Estes são desafios globais – mas as contribuições do INESC TEC a seguir detalhadas serão de inovação mundial e não apenas de repetição do caminho já explorado por terceiros.
Soluções de sensorização ajustadas ao meio marinho
O INESC TEC tem demonstrada a capacidade de conceção e fabricação de sensores de parâmetros físicos e biológicos.
O INESC TEC tem demonstrada a capacidade de conceção e fabricação de sensores de parâmetros físicos e biológicos.
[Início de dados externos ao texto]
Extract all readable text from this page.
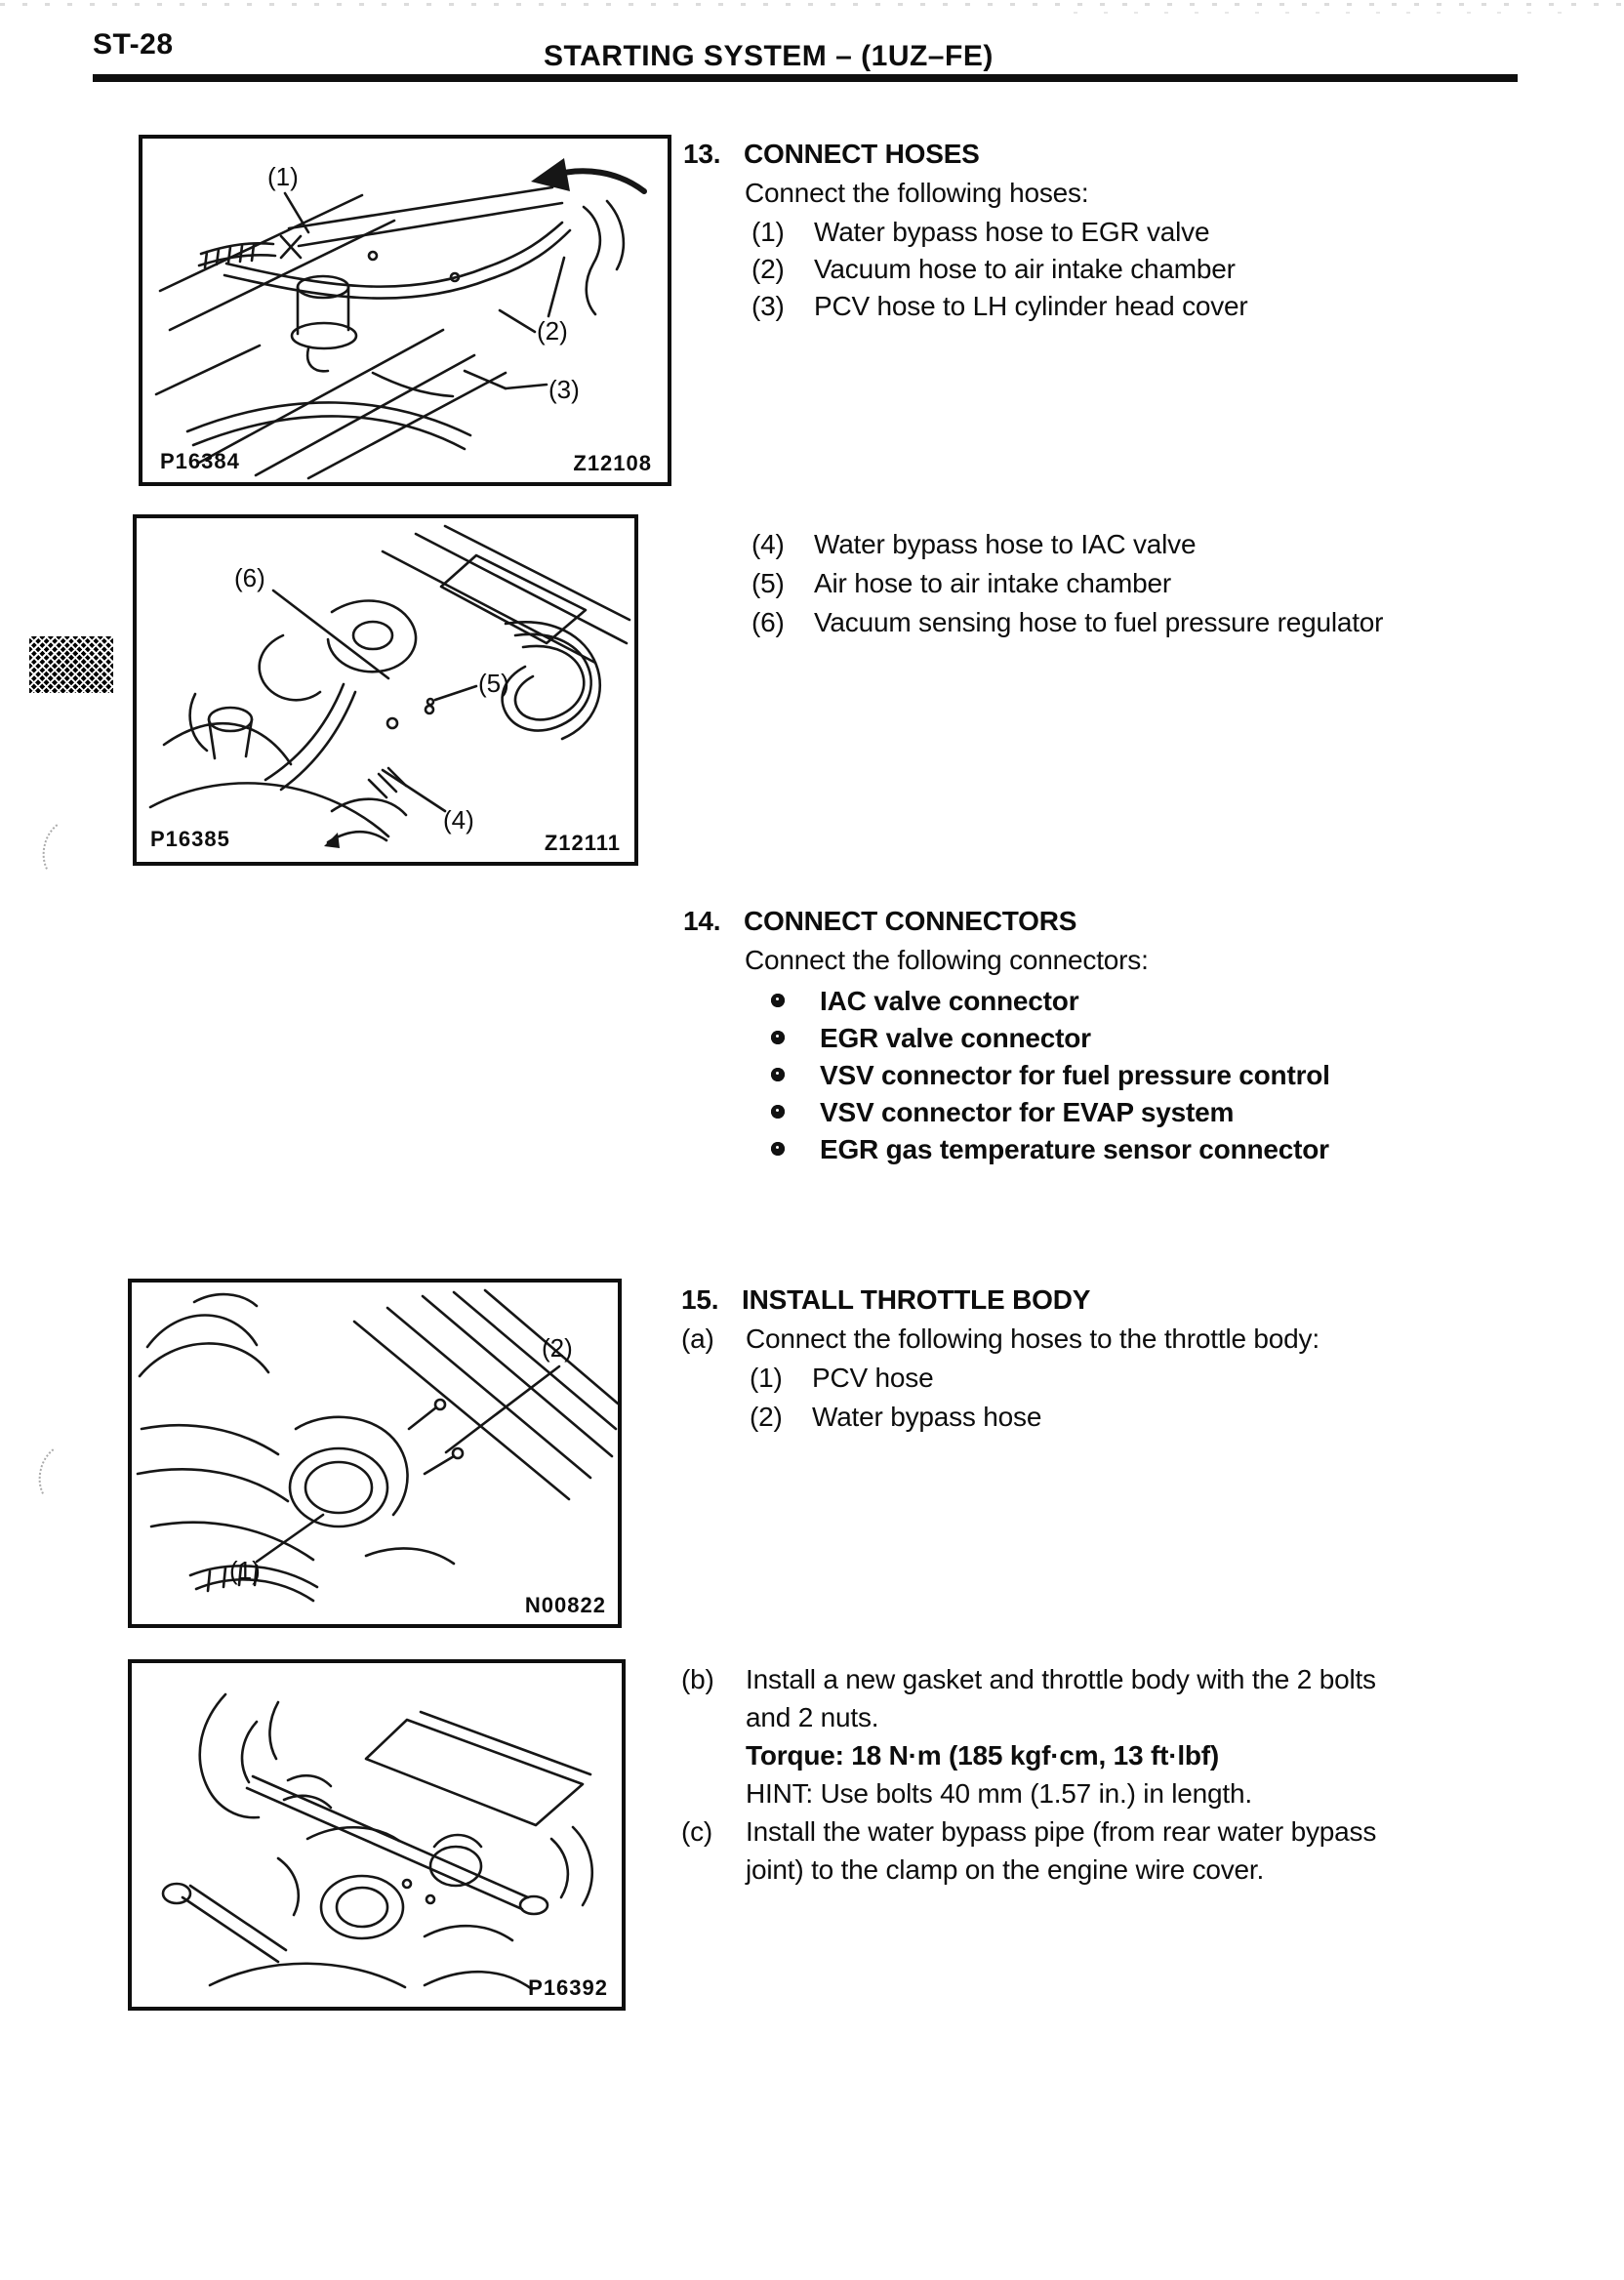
ST-28	STARTING SYSTEM – (1UZ–FE)
(1)
(2)
(3)
P16384	Z12108
(6)
(5)
(4)
P16385	Z12111
(2)
(1)
N00822
P16392
13. CONNECT HOSES
Connect the following hoses:
(1) Water bypass hose to EGR valve
(2) Vacuum hose to air intake chamber
(3) PCV hose to LH cylinder head cover
(4) Water bypass hose to IAC valve
(5) Air hose to air intake chamber
(6) Vacuum sensing hose to fuel pressure regulator
14. CONNECT CONNECTORS
Connect the following connectors:
IAC valve connector
EGR valve connector
VSV connector for fuel pressure control
VSV connector for EVAP system
EGR gas temperature sensor connector
15. INSTALL THROTTLE BODY
(a) Connect the following hoses to the throttle body:
(1) PCV hose
(2) Water bypass hose
(b) Install a new gasket and throttle body with the 2 bolts
and 2 nuts.
Torque: 18 N·m (185 kgf·cm, 13 ft·lbf)
HINT: Use bolts 40 mm (1.57 in.) in length.
(c) Install the water bypass pipe (from rear water bypass
joint) to the clamp on the engine wire cover.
A contribuição no ambiente submarino a este nível assenta em métodos de sensorização óticos, em soluções de energização externa de sensores e, finalmente, em soluções wireless para colheita de dados.
Robotização aplicada à perceção e navegação
Desde 2007, o INESC TEC possui e opera de forma continuada veículos submarinos autónomos (AUVs) em águas costeiras (até 200 m), nomeadamente ao serviço das Águas do Oeste SA. Desenvolveu também soluções robóticas para inspeção detalhada de estruturas submersas, bem como para sistemas de posicionamento subaquático.
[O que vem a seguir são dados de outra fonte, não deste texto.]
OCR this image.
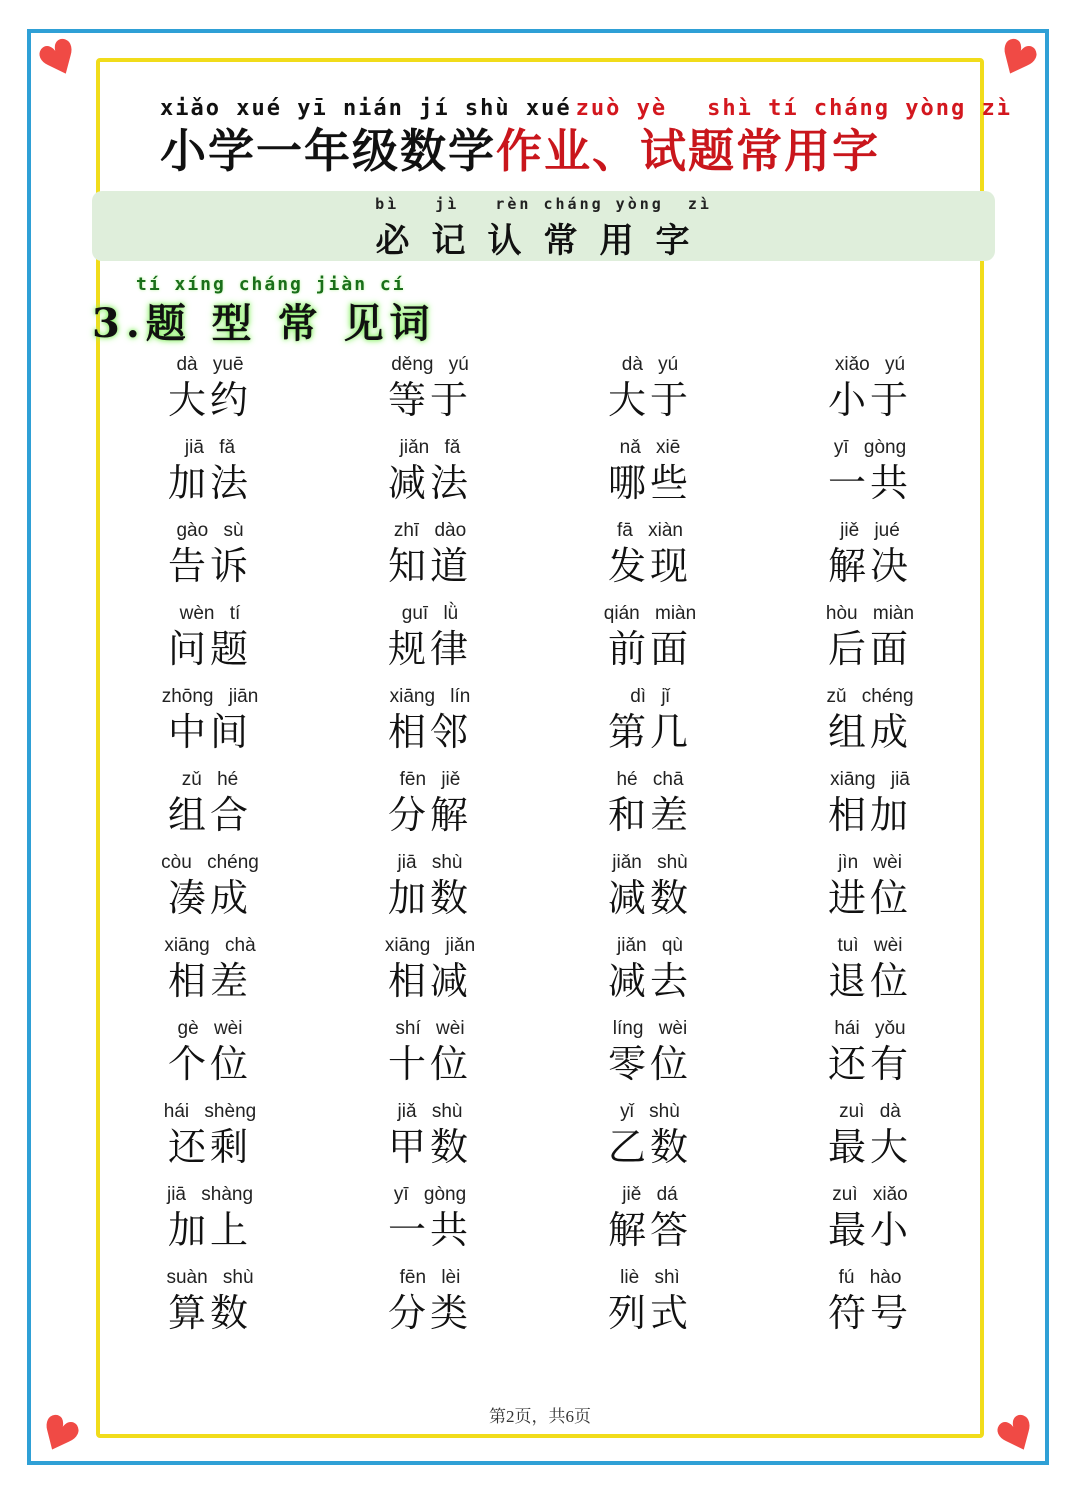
♥	♥
♥	♥
xiǎo xué yī nián jí shù xué zuò yè shì tí cháng yòng zì
小学一年级数学 作业、试题常用字
bì   jì   rèn cháng yòng  zì
必记认常用字
tí xíng cháng jiàn cí
3.题 型 常 见词
dà yuē
大约
děng yú
等于
dà yú
大于
xiǎo yú
小于
jiā fǎ
加法
jiǎn fǎ
减法
nǎ xiē
哪些
yī gòng
一共
gào sù
告诉
zhī dào
知道
fā xiàn
发现
jiě jué
解决
wèn tí
问题
guī lǜ
规律
qián miàn
前面
hòu miàn
后面
zhōng jiān
中间
xiāng lín
相邻
dì jǐ
第几
zǔ chéng
组成
zǔ hé
组合
fēn jiě
分解
hé chā
和差
xiāng jiā
相加
còu chéng
凑成
jiā shù
加数
jiǎn shù
减数
jìn wèi
进位
xiāng chà
相差
xiāng jiǎn
相减
jiǎn qù
减去
tuì wèi
退位
gè wèi
个位
shí wèi
十位
líng wèi
零位
hái yǒu
还有
hái shèng
还剩
jiǎ shù
甲数
yǐ shù
乙数
zuì dà
最大
jiā shàng
加上
yī gòng
一共
jiě dá
解答
zuì xiǎo
最小
suàn shù
算数
fēn lèi
分类
liè shì
列式
fú hào
符号
第2页，共6页
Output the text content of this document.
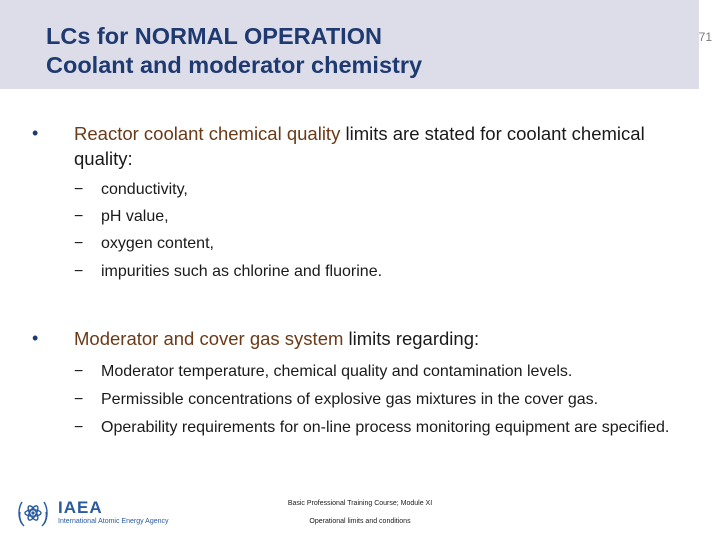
LCs for NORMAL OPERATION
Coolant and moderator chemistry
71
• Reactor coolant chemical quality limits are stated for coolant chemical quality:
− conductivity,
− pH value,
− oxygen content,
− impurities such as chlorine and fluorine.
• Moderator and cover gas system limits regarding:
− Moderator temperature, chemical quality and contamination levels.
− Permissible concentrations of explosive gas mixtures in the cover gas.
− Operability requirements for on-line process monitoring equipment are specified.
IAEA
International Atomic Energy Agency
Basic Professional Training Course; Module XI
Operational limits and conditions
Um resultado desta atividade foi a recente exportação, para o Brasil, de um submarino do tipo TRIMARES (ver figura 2) para inspeção de leitos de albufeiras e órgãos submersos em barragens de aproveitamentos hidroelétricos.
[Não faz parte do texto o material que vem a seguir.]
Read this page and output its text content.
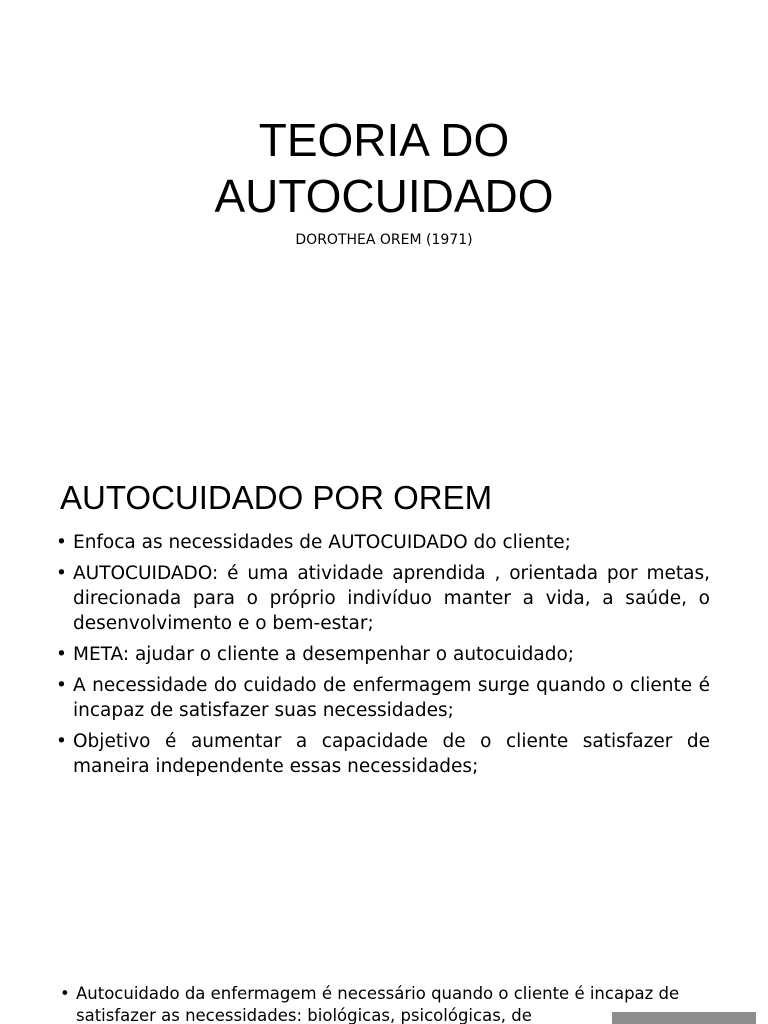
TEORIA DO
AUTOCUIDADO
DOROTHEA OREM (1971)
AUTOCUIDADO POR OREM
• Enfoca as necessidades de AUTOCUIDADO do cliente;
• AUTOCUIDADO: é uma atividade aprendida , orientada por metas, direcionada para o próprio indivíduo manter a vida, a saúde, o desenvolvimento e o bem-estar;
• META: ajudar o cliente a desempenhar o autocuidado;
• A necessidade do cuidado de enfermagem surge quando o cliente é incapaz de satisfazer suas necessidades;
• Objetivo é aumentar a capacidade de o cliente satisfazer de maneira independente essas necessidades;
• Autocuidado da enfermagem é necessário quando o cliente é incapaz de satisfazer as necessidades: biológicas, psicológicas, de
O INESC TEC detém ainda experiência no desenvolvimento de soluções de operação de AUVs com reduzida logística de apoio e de grande autonomia energética (planador subaquático). No futuro, as soluções do INESC TEC na área de robótica autónoma submarina irão complementar-se com o controlo remoto e o transporte de dados recolhidos de sensores dispersos.
Tecnologias híbridas para as comunicações submarinas
O desafio na comunicação e navegação em águas profundas consiste em conseguir-se, em simultâneo, alcance longo e grande largura de banda. As comunicações acústicas, por exemplo, não permitem a transmissão de imagem em tempo real, o que é elemento necessário ao controlo remoto por operadores humanos. Tal supõe a conceção de soluções híbridas que o INESC TEC tem capacidade de projetar vitoriosamente – pois desenvolvem-se neste momento respostas para o problema das comunicações subaquáticas, tentando transferir informação através de ondas eletromagnéticas (rádio e óticas). Em algumas das alternativas, o INESC TEC antevê a possibilidade de modular comunicações sobre ondas de transmissão de energia, o que amplia o efeito inovador dos processos projetados.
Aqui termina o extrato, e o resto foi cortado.